How Chewing Gum is Made

Today’s brightly-wrapped packets of artificially-flavoured chewing gum are a world away from nature’s natural gum that was chewed in days gone by, but how is chewing gum manufactured? Read on to find out.

Engineering How It’s Made
1 July 2022

Believe it or not, people have been chewing gum in one form or another for thousands of years.

The ancient Mesoamerican Maya and Aztecs chewed a natural gum known as ‘chicle’ from the sapodilla tree, while in ancient Greece they chewed gum from the mastic tree. The Scandinavians enjoyed sap from the birch tree and Native Americans started out with resin from the spruce tree.

The first commercially available chewing gum as we’re more familiar with it was made in the late 1840s by John Bacon Curtis, an American entrepreneur who called his product The State of Maine Pure Spruce Gum. By the end of the nineteenth century, chewing gum was incredibly popular and by the early years of the twentieth century, the market for chewing gum exploded. Before we answer the question ‘how is chewing gum made in a factory’, you can chew over a short history of this gloriously gooey gum.

Chewing Gum - A Short History

Enjoying gum (Photo: Eva-Katalin via Getty Images)

Like most successful businesses, the key to the success of chewing gum lies in the marketing. Soap salesman William Wrigley Jr understood its power and gave away free tins of baking powder with his soap. He found that the baking powder was more popular than his soap, so started selling that and gave away free packs of chewing gum. Before long, gum took over and baking powder was left blowing in the wind.

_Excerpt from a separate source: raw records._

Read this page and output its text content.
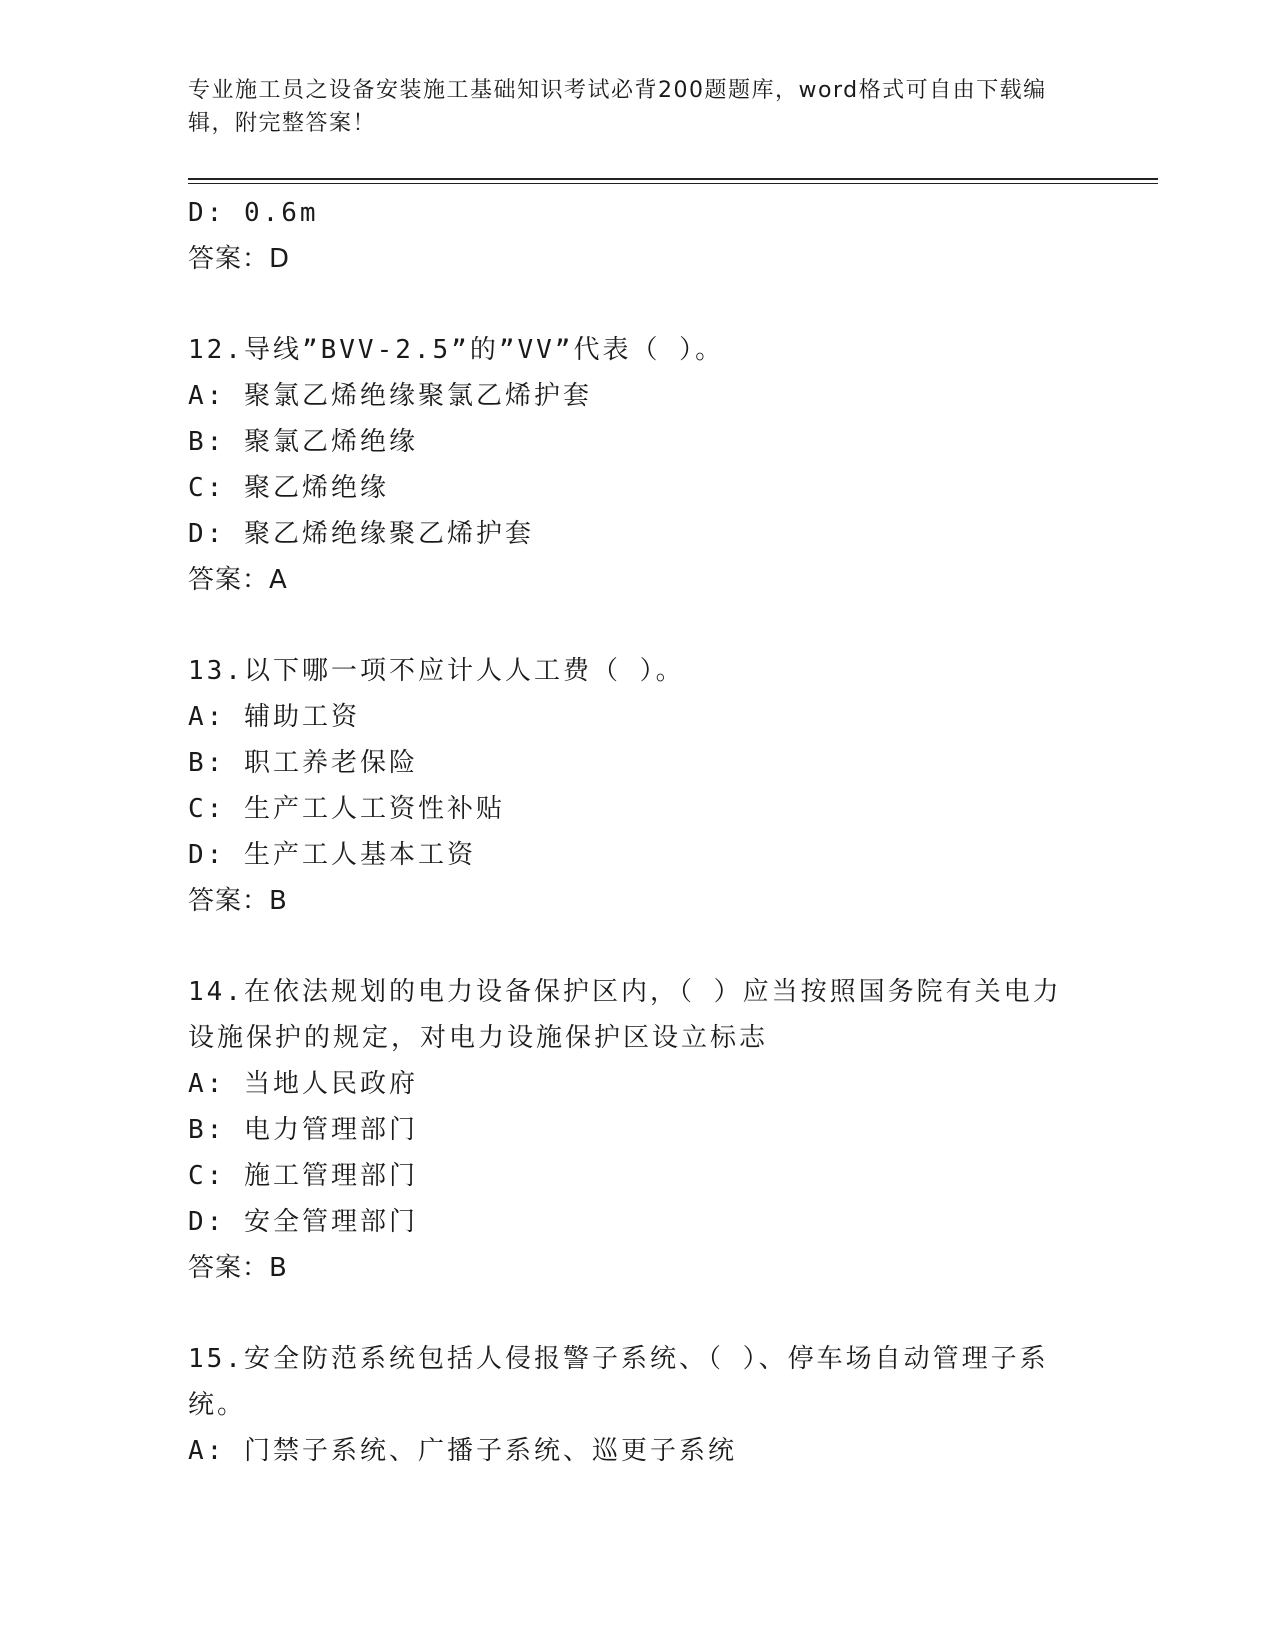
专业施工员之设备安装施工基础知识考试必背200题题库，word格式可自由下载编辑，附完整答案！
D: 0.6m
答案：D
12.导线”BVV-2.5”的”VV”代表（ ）。
A: 聚氯乙烯绝缘聚氯乙烯护套
B: 聚氯乙烯绝缘
C: 聚乙烯绝缘
D: 聚乙烯绝缘聚乙烯护套
答案：A
13.以下哪一项不应计人人工费（ ）。
A: 辅助工资
B: 职工养老保险
C: 生产工人工资性补贴
D: 生产工人基本工资
答案：B
14.在依法规划的电力设备保护区内，（ ）应当按照国务院有关电力设施保护的规定，对电力设施保护区设立标志
A: 当地人民政府
B: 电力管理部门
C: 施工管理部门
D: 安全管理部门
答案：B
15.安全防范系统包括人侵报警子系统、（ ）、停车场自动管理子系统。
A: 门禁子系统、广播子系统、巡更子系统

He launched Juicy Fruit and Wrigley’s Spearmint. In 1915, he sent a free pack of gum to every American listed in the phone book – around 1.5 million people.

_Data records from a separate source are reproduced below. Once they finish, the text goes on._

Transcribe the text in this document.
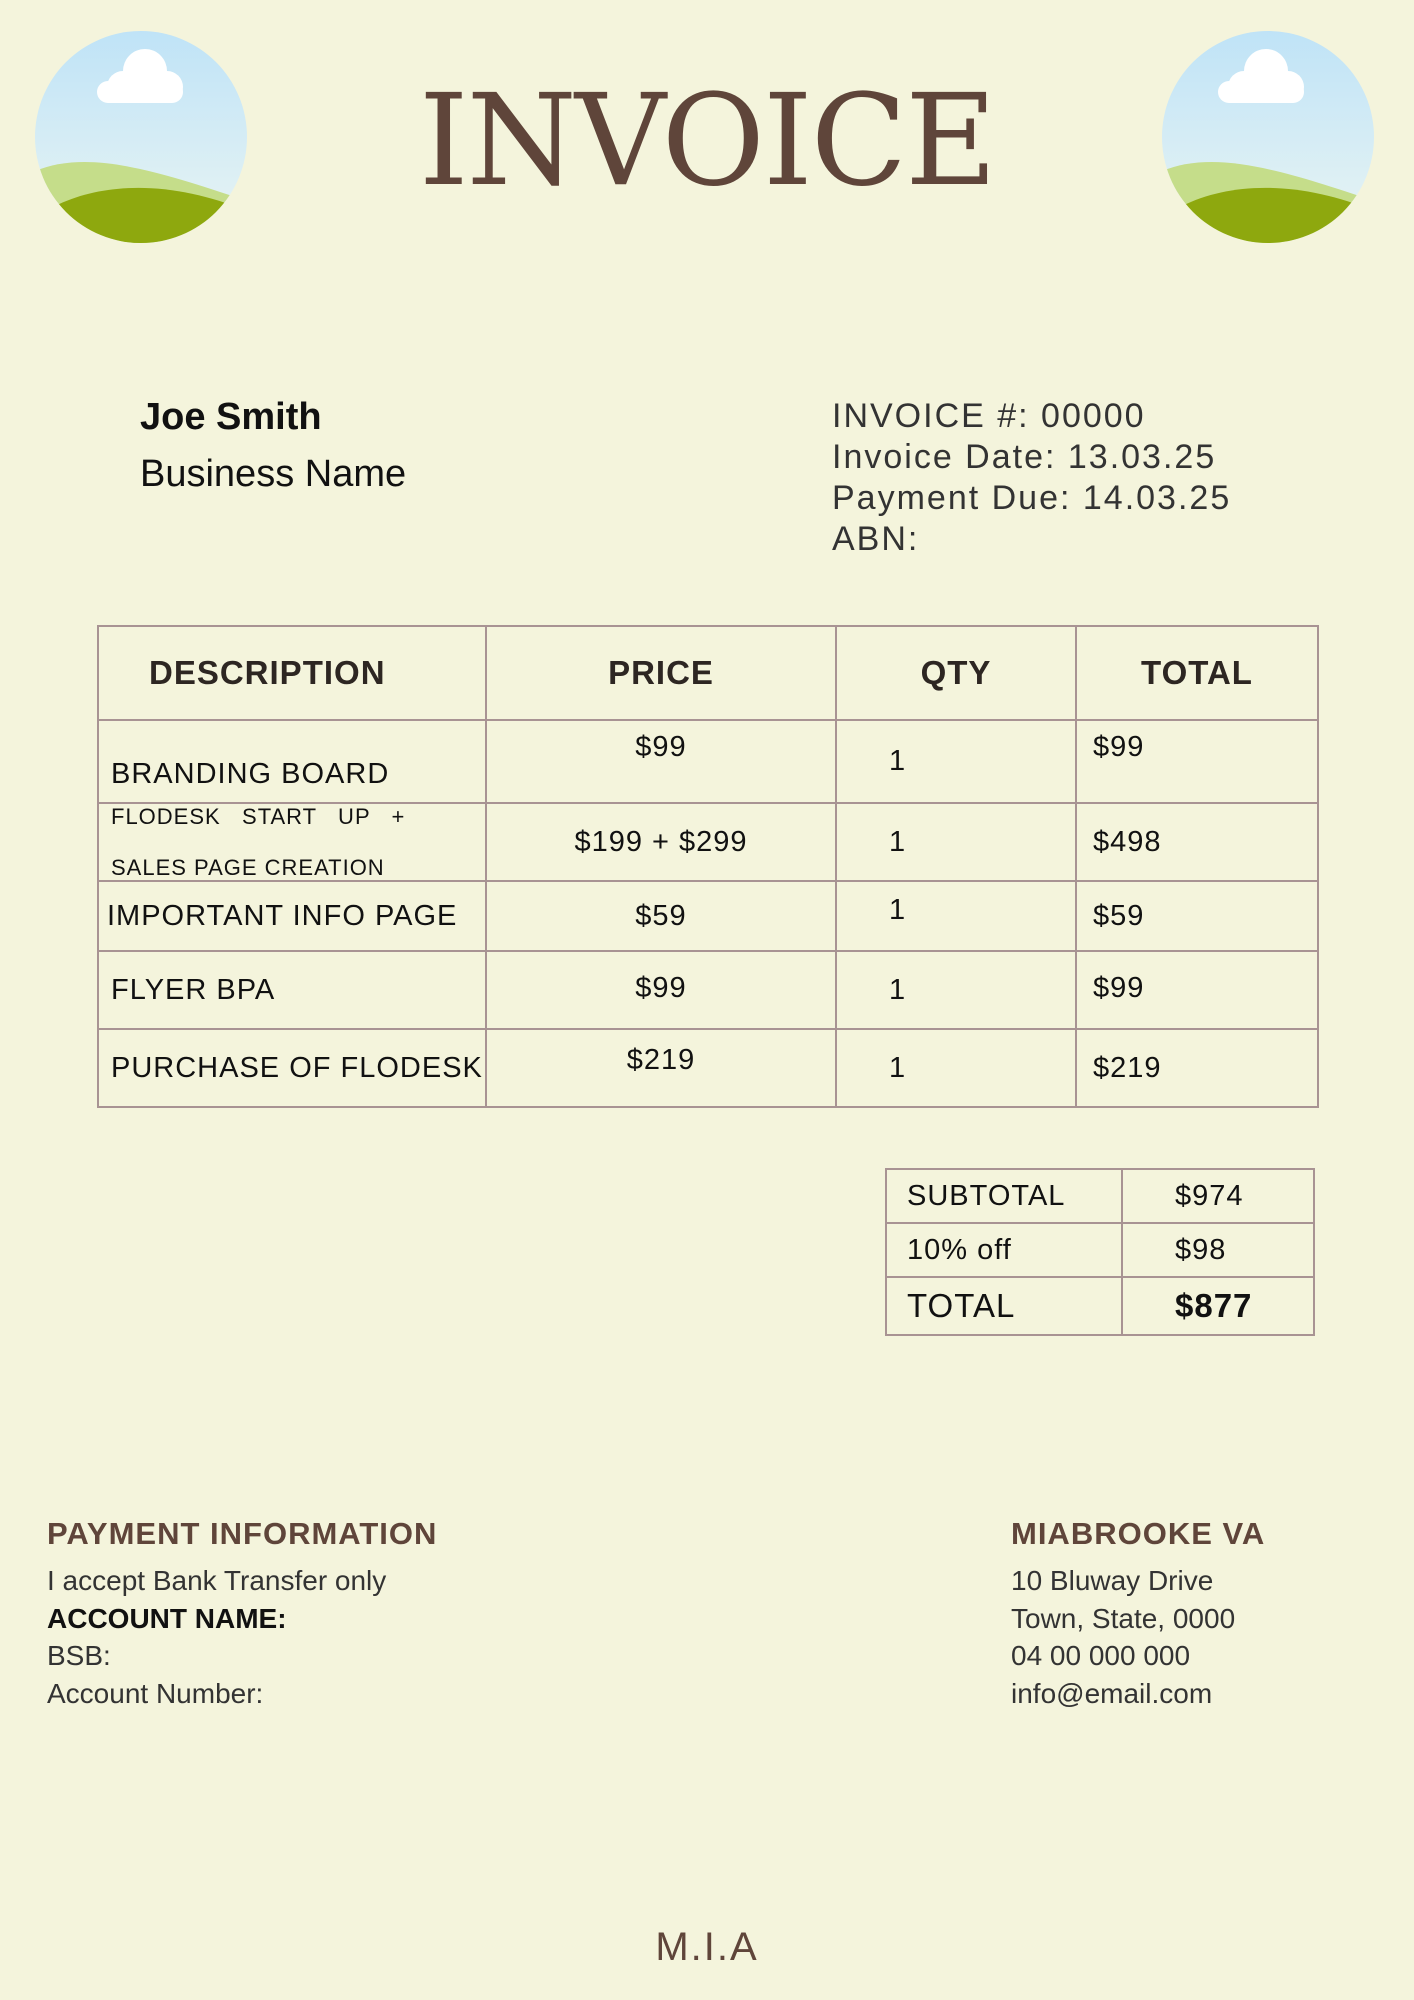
INVOICE
Joe Smith
Business Name
INVOICE #: 00000
Invoice Date: 13.03.25
Payment Due: 14.03.25
ABN:
DESCRIPTION	PRICE	QTY	TOTAL
BRANDING BOARD	$99	1	$99

FLODESK   START   UP   +
SALES PAGE CREATION	$199 + $299	1	$498
IMPORTANT INFO PAGE	$59	1	$59
FLYER BPA	$99	1	$99
PURCHASE OF FLODESK	$219	1	$219
SUBTOTAL	$974
10% off	$98
TOTAL	$877
PAYMENT INFORMATION
I accept Bank Transfer only
ACCOUNT NAME:
BSB:
Account Number:
MIABROOKE VA
10 Bluway Drive
Town, State, 0000
04 00 000 000
info@email.com
M.I.A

Back then it was made with chicle, though around the 1940s that became too expensive and there wasn’t enough to satisfy the market, so synthetic ingredients replaced the natural gum base.

Today, the annual chewing gum market is worth over $25 billion and it’s sold in a variety of flavours and shapes. So how is chewing gum actually made? Well, it’s worth noting that if you ask a manufacturer ‘how is chewing gum made in a factory’ they’re unlikely to give you their secret recipes, but the basic process is essentially the same whoever is manufacturing it.

How Chewing Gum is Made - The Base

These days, there’s very little natural gum in chewing gum, it’s instead made of synthetic food-grade rubbers and plastics such as butadiene-styrene, polyethylene – the base material for plastic shopping bags – and polyvinyl acetate which is essentially glue.

The synthetic materials used in the manufacture of chewing gum keep the flavour profile intact for longer, they improve the texture of the gum and they are less sticky.

The base is delivered to the processing plant in small pellets which are ground into the consistency of coarse breadcrumbs and left to dry for anywhere up to two days in a warm room.

Next, the ground base is melted together in big kettle drums at a temperature of around 115°C until it forms the consistency of thick treacle. It’s then filtered through a screen, spun in a centrifuge to remove any unwanted solids, and then filtered again through a finer screen.

How Chewing Gum is Made - The Additives

Chewing gum factory (Photo: Mark Joseph via Getty Images)

The filtered base is transferred to a steel drum and powdered sugar, corn syrup, softeners and the all-important flavouring is added and cooked together, mixed by slowly rotating blades. Once it’s at the desired level of smoothness, the thick mass is laid out and cooled. Next, we’ll answer the question: how is chewing gum manufactured into the pieces and sticks we recognise?

How Chewing Gum is Made - The Kneading, Rolling & Cutting

Chewing gum on a supermarket shelf (Photo: Image Source via Getty Images)

Just like the preparation of dough to make bread, the huge mass of gum is kneaded for around 2-3 hours in slow rotating machines known as extruders, allowing it to achieve the correct texture. It’s then cut into smaller sections, squeezed through rollers and coated with powdered sugar so it forms a sheet ready to be cut to size. Depending on the size and shape of each individual piece of gum, a machine will score the sheet and then cut it into sticks or pieces.

How Chewing Gum is Made - The Final Stage

Young woman chewing gum (Photo: Science Photo Library via Getty Images)

Lastly, the pieces of gum are wrapped, sealed and then boxed ready to be shipped out to wholesalers and retailers.

There are other types of gum including gumballs, which are covered with individual colourings and soaked in a naturally occurring fruit sugar called sucrose, and liquid-filled gum which is injected with a sugary flavoured liquid for an added dimension to the gum chewing experience.